Nvidia Rolls Out Vera Rubin AI Supercomputer Platform with 72 GPUs and 36 CPUs
At CES 2026, Nvidia CEO Jensen Huang said its Vera Rubin AI supercomputing platform is in full production, with flagship systems featuring 72 GPUs and 36 CPUs and pods hosting over 1,000 Rubin chips. He noted these modules deliver up to five times the AI computing power of previous chips.
1. Vera Rubin Platform Reaches Full Production
At CES 2026 in Las Vegas, Nvidia CEO Jensen Huang confirmed that the company’s Vera Rubin AI supercomputing platform is already in full production. Comprising six distinct chip types, the flagship configuration houses 72 of Nvidia’s latest graphics processing units and 36 new central processors per device. These chips are being tested in Nvidia’s labs and by leading AI firms ahead of a public launch later this year. Huang demonstrated how pods containing more than 1,000 Rubin chips can be networked together, delivering a combined throughput that Nvidia says will accelerate training of large-scale models in simulated environments and physical applications such as robotics and manufacturing.

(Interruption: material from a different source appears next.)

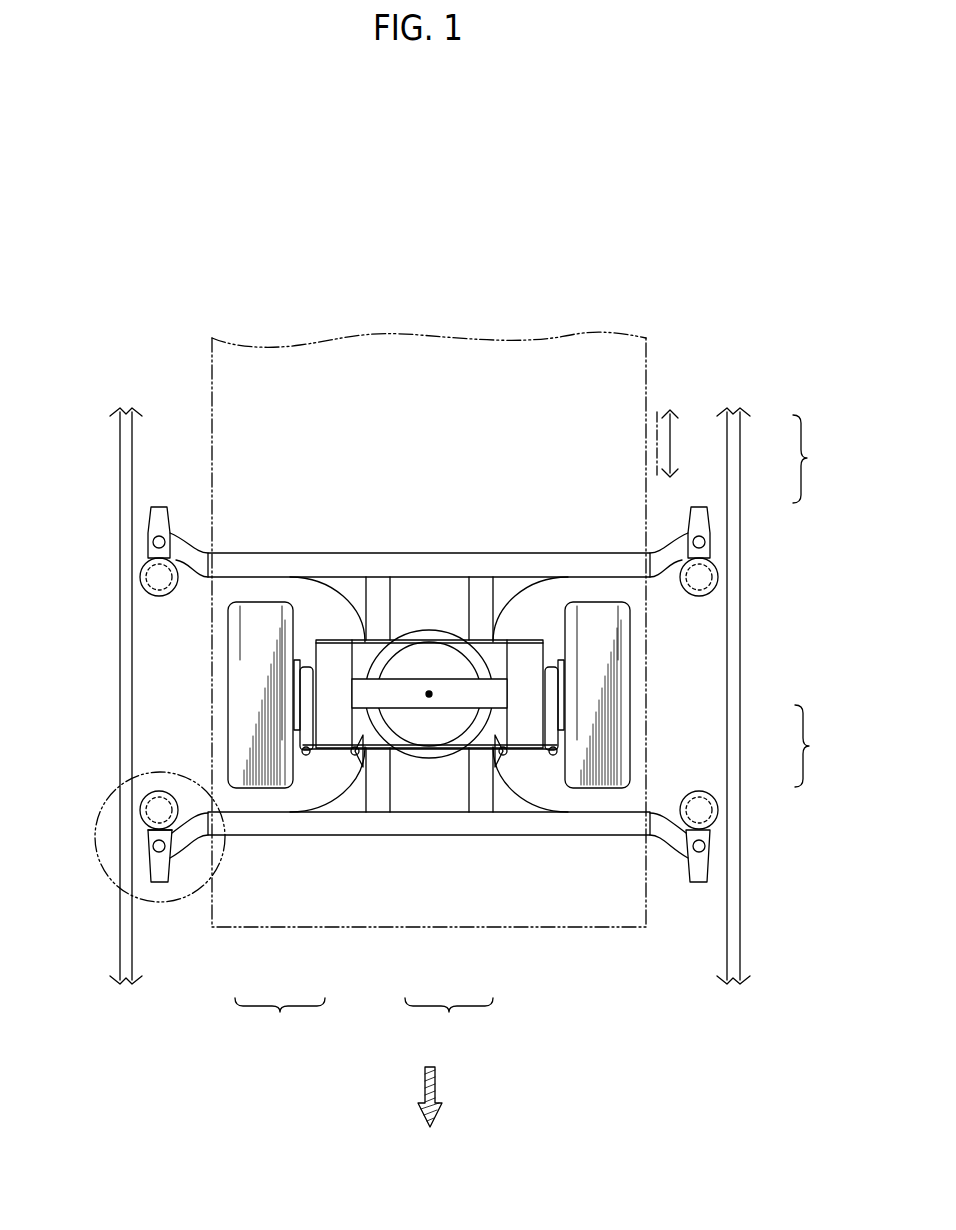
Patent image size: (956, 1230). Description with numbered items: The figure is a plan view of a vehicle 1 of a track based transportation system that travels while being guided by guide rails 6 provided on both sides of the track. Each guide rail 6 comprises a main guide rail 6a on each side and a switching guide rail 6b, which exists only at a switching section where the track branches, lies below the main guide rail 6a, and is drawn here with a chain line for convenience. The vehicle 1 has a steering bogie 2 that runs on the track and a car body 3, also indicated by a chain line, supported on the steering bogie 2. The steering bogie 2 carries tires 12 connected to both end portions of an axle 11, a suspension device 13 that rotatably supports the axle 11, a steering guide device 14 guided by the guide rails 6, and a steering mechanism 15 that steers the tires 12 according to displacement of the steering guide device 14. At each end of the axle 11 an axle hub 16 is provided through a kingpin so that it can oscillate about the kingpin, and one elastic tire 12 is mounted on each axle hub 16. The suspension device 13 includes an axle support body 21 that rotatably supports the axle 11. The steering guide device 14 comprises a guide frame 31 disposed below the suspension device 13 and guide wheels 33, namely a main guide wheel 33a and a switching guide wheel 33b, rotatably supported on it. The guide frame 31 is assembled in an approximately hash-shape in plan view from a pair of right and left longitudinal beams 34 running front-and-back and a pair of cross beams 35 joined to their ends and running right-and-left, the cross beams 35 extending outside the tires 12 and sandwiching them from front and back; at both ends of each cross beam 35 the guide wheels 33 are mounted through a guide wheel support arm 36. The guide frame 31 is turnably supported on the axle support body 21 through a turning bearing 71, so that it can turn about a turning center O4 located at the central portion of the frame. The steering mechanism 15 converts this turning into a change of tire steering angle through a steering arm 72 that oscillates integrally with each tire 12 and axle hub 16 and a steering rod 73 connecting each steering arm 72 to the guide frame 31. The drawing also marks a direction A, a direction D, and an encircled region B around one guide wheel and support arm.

2. Fivefold Performance Improvement with Proprietary Data Format
During his keynote, Huang highlighted that the next-generation Rubin chips deliver up to five times the AI computing capability compared to the previous generation, despite only increasing transistor count by 60%. This leap is driven by a proprietary data format that Nvidia is promoting as a new industry standard for AI workloads. The company also introduced a context memory storage layer designed to reduce latency in conversational AI systems handling complex, multi-turn interactions by more efficiently managing long contextual histories across millions of concurrent users.

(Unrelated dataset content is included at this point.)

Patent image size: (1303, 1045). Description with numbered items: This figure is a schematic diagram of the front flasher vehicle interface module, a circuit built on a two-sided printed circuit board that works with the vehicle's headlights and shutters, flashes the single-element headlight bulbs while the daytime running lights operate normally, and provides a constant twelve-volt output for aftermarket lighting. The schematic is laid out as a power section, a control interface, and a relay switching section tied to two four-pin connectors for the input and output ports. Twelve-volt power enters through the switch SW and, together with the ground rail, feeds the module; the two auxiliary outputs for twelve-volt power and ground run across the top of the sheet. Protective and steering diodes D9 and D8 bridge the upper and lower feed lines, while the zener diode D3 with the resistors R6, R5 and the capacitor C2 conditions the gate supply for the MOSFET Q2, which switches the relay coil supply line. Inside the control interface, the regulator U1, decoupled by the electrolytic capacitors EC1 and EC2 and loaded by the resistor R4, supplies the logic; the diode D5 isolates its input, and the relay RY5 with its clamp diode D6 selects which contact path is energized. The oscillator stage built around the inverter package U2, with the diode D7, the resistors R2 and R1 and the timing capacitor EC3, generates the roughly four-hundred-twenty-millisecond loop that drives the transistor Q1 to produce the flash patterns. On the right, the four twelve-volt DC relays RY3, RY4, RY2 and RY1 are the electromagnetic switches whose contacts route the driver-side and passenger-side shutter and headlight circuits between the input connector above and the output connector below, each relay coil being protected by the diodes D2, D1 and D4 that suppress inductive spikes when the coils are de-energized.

3. Expansion into Autonomous Vehicle AI with Alpamayo
Nvidia unveiled Alpamayo, an open-source AI model tailored for real-time decision-making in autonomous vehicles. Huang announced that both the model and its training dataset will be publicly released, enabling automakers and Tier 1 suppliers to validate safety and performance metrics independently. Alpamayo leverages neural architectures optimized on Vera Rubin hardware and supports traceable decision logs for post-drive analysis. Nvidia projects that automotive partners deploying Alpamayo can reduce development cycle times by up to 30%, accelerating road testing and regulatory approval processes.